Informally, degrees of freedom are the number of independent pieces of information available for estimating a parameter.

For the sample variance:

Once you know the sample mean \(\bar{x}\), the deviations \((x_i - \bar{x})\) must sum to zero.
That means if you know \(N - 1\) of the deviations, the last one is already determined.

So there are only \(N - 1\) independent deviations, and we divide by \(N - 1\) to obtain an unbiased estimate of the population variance.

This idea of degrees of freedom will appear again in t-tests and ANOVAs later in the mini-book.

5.6 PyStatsV1 Lab: Summarizing the sleep-study data

In this lab we return to the sleep study dataset. We will:

compute mean, median, and mode for hours of sleep,
compute range, IQR, and standard deviation,
compare summaries across study methods.

If you ever need to regenerate the underlying CSV file for this dataset, see the instructor note in Psychological Science & Statistics – Chapter 4 about running scripts/sim_psych_sleep_study.py.

Loading the dataset

If you have cloned the PyStatsV1 repository, the CSV file will be located in the data folder.
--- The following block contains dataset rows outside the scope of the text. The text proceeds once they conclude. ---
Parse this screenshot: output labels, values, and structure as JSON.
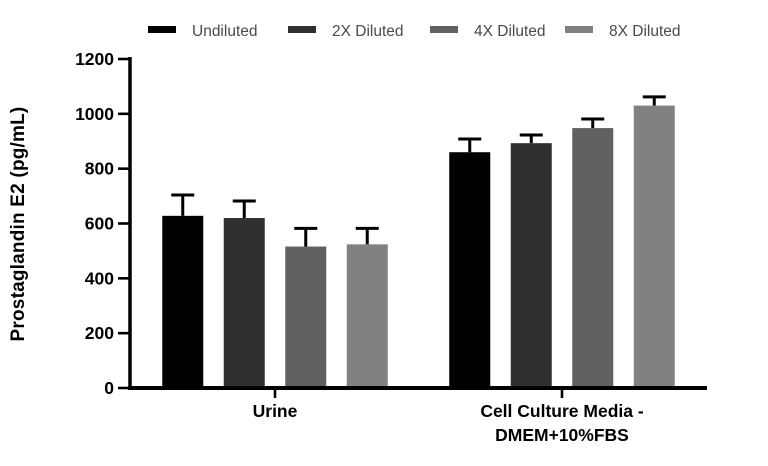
{
  "figure": {
    "background": "#ffffff",
    "text_color": "#000000",
    "legend_text_color": "#4a4a4a"
  },
  "chart_data": {
    "type": "bar",
    "title": "",
    "xlabel": "",
    "ylabel": "Prostaglandin E2 (pg/mL)",
    "ylim": [
      0,
      1200
    ],
    "y_ticks": [
      0,
      200,
      400,
      600,
      800,
      1000,
      1200
    ],
    "grid": false,
    "legend_position": "top",
    "categories": [
      "Urine",
      "Cell Culture Media - DMEM+10%FBS"
    ],
    "categories_lines": [
      [
        "Urine"
      ],
      [
        "Cell Culture Media -",
        "DMEM+10%FBS"
      ]
    ],
    "series": [
      {
        "name": "Undiluted",
        "color": "#000000",
        "values": [
          628,
          860
        ],
        "errors_plus": [
          76,
          48
        ]
      },
      {
        "name": "2X Diluted",
        "color": "#303030",
        "values": [
          620,
          893
        ],
        "errors_plus": [
          62,
          30
        ]
      },
      {
        "name": "4X Diluted",
        "color": "#616161",
        "values": [
          516,
          948
        ],
        "errors_plus": [
          66,
          33
        ]
      },
      {
        "name": "8X Diluted",
        "color": "#818181",
        "values": [
          524,
          1030
        ],
        "errors_plus": [
          58,
          32
        ]
      }
    ]
  }
}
You can load it with pandas:

import pandas as pd

data = pd.read_csv("data/psych_sleep_study.csv")

print(data.head())
print(data.dtypes)

You should see variables such as:

participant_id – unique ID per participant,
sleep_hours – hours of sleep last night (continuous),
study_method – preferred study method (categorical),
chronotype – morning/evening type (categorical),
possibly additional variables (e.g., stress score) depending on the simulation.

Overall summaries

First, let us compute basic summaries for the entire sample:

sleep = data["sleep_hours"]

mean_sleep = sleep.mean()
median_sleep = sleep.median()
mode_sleep = sleep.mode()  # may return more than one value

print(f"Mean sleep:   {mean_sleep:.2f} hours")
print(f"Median sleep: {median_sleep:.2f} hours")
print("Mode(s):")
print(mode_sleep.values)

# Measures of spread
sleep_range = sleep.max() - sleep.min()
iqr_sleep = sleep.quantile(0.75) - sleep.quantile(0.25)
sd_sleep = sleep.std(ddof=1)

print(f"Range: {sleep_range:.2f} hours")
print(f"IQR:   {iqr_sleep:.2f} hours")
print(f"SD:    {sd_sleep:.2f} hours")

As you run this code, ask:

Is the mean close to the median, or are there signs of skewness?
Does the SD seem small (participants similar) or large (participants differ widely)?
Do the numbers match what you saw in the histogram from Chapter 4?
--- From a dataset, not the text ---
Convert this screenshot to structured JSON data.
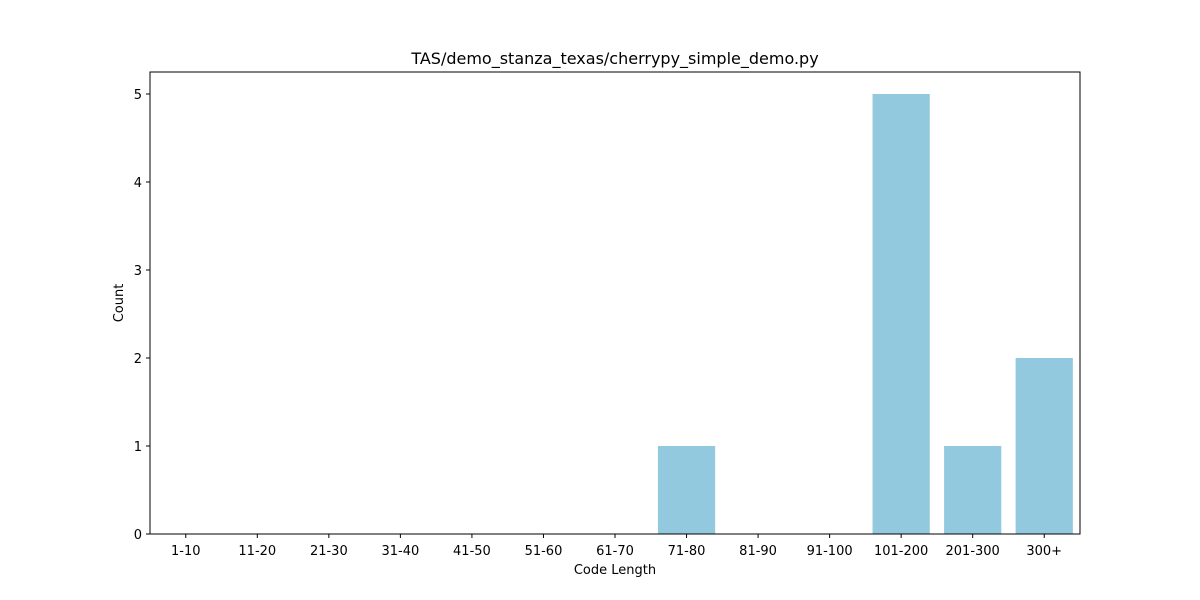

Group summaries by study method

Now let us see whether preferred study method is associated with how much students slept. We compute group-wise means and SDs:

grouped = (
    data
    .groupby("study_method")["sleep_hours"]
    .agg(["count", "mean", "median", "std"])
    .rename(columns={"std": "sd"})
    .sort_values("mean", ascending=False)
)

print(grouped)

This table tells us, for each study method:

how many students chose it (count),
their average hours of sleep (mean),
the median hours of sleep (median),
how much their sleep varies (sd).

You might find, for example, that students who use practice tests have slightly different sleep patterns than those who rely on re-reading.

Connecting back to research design

In a real study, we might ask:

Is study method causing differences in sleep?
Or are both sleep and study method being influenced by some third variable, like stress or personality?
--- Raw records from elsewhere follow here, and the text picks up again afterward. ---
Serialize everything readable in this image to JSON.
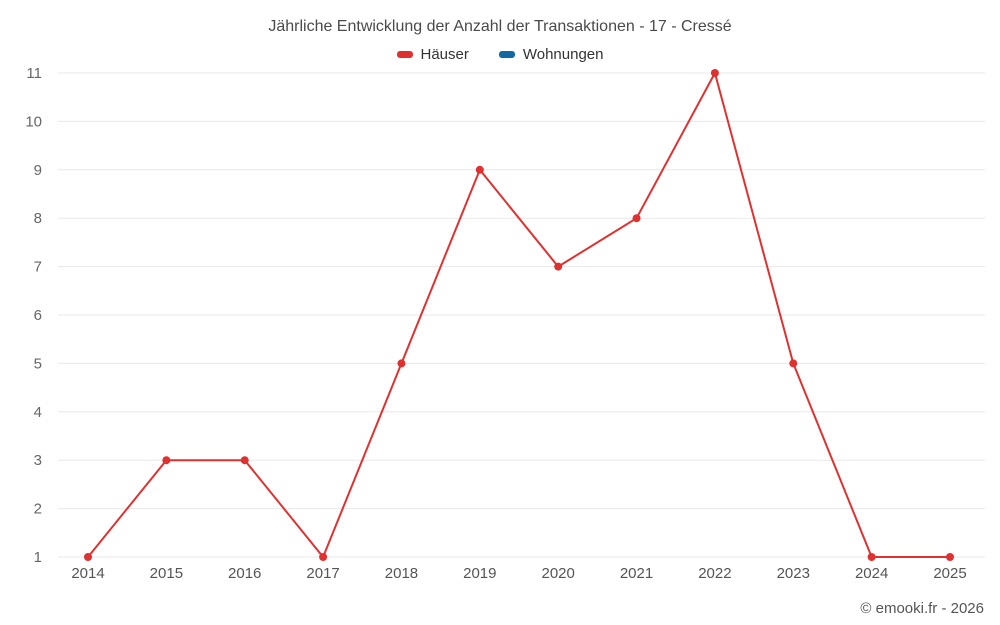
{
  "chart": {
    "footer": "© emooki.fr - 2026"
  },
  "chart_data": {
    "type": "line",
    "title": "Jährliche Entwicklung der Anzahl der Transaktionen - 17 - Cressé",
    "categories": [
      "2014",
      "2015",
      "2016",
      "2017",
      "2018",
      "2019",
      "2020",
      "2021",
      "2022",
      "2023",
      "2024",
      "2025"
    ],
    "series": [
      {
        "name": "Häuser",
        "color": "#e03131",
        "values": [
          1,
          3,
          3,
          1,
          5,
          9,
          7,
          8,
          11,
          5,
          1,
          1
        ]
      },
      {
        "name": "Wohnungen",
        "color": "#1269a2",
        "values": []
      }
    ],
    "xlabel": "",
    "ylabel": "",
    "ylim": [
      1,
      11
    ],
    "yticks": [
      1,
      2,
      3,
      4,
      5,
      6,
      7,
      8,
      9,
      10,
      11
    ],
    "grid": true,
    "legend_position": "top",
    "grid_color": "#e8e8e8"
  }
}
For now, our goal is more modest: using central tendency and variability to summarize what is happening in this sample.

5.7 What you should take away

By the end of this chapter and lab you should be able to:

explain the difference between mean, median, and mode, and when each is most appropriate,
describe why averages can be misleading in the presence of outliers or skewed distributions,
compute and interpret common measures of variability (range, IQR, variance, standard deviation),
understand, at an intuitive level, why the sample variance uses \(N - 1\) in the denominator (degrees of freedom),
use Python and pandas to compute these summaries for a realistic psychological dataset,
compare central tendency and spread across groups (e.g., different study methods) to generate new research questions.

In the next chapter we connect these ideas to the Normal distribution and z-scores, which provide a bridge from descriptive summaries to probabilities and, eventually, to hypothesis testing.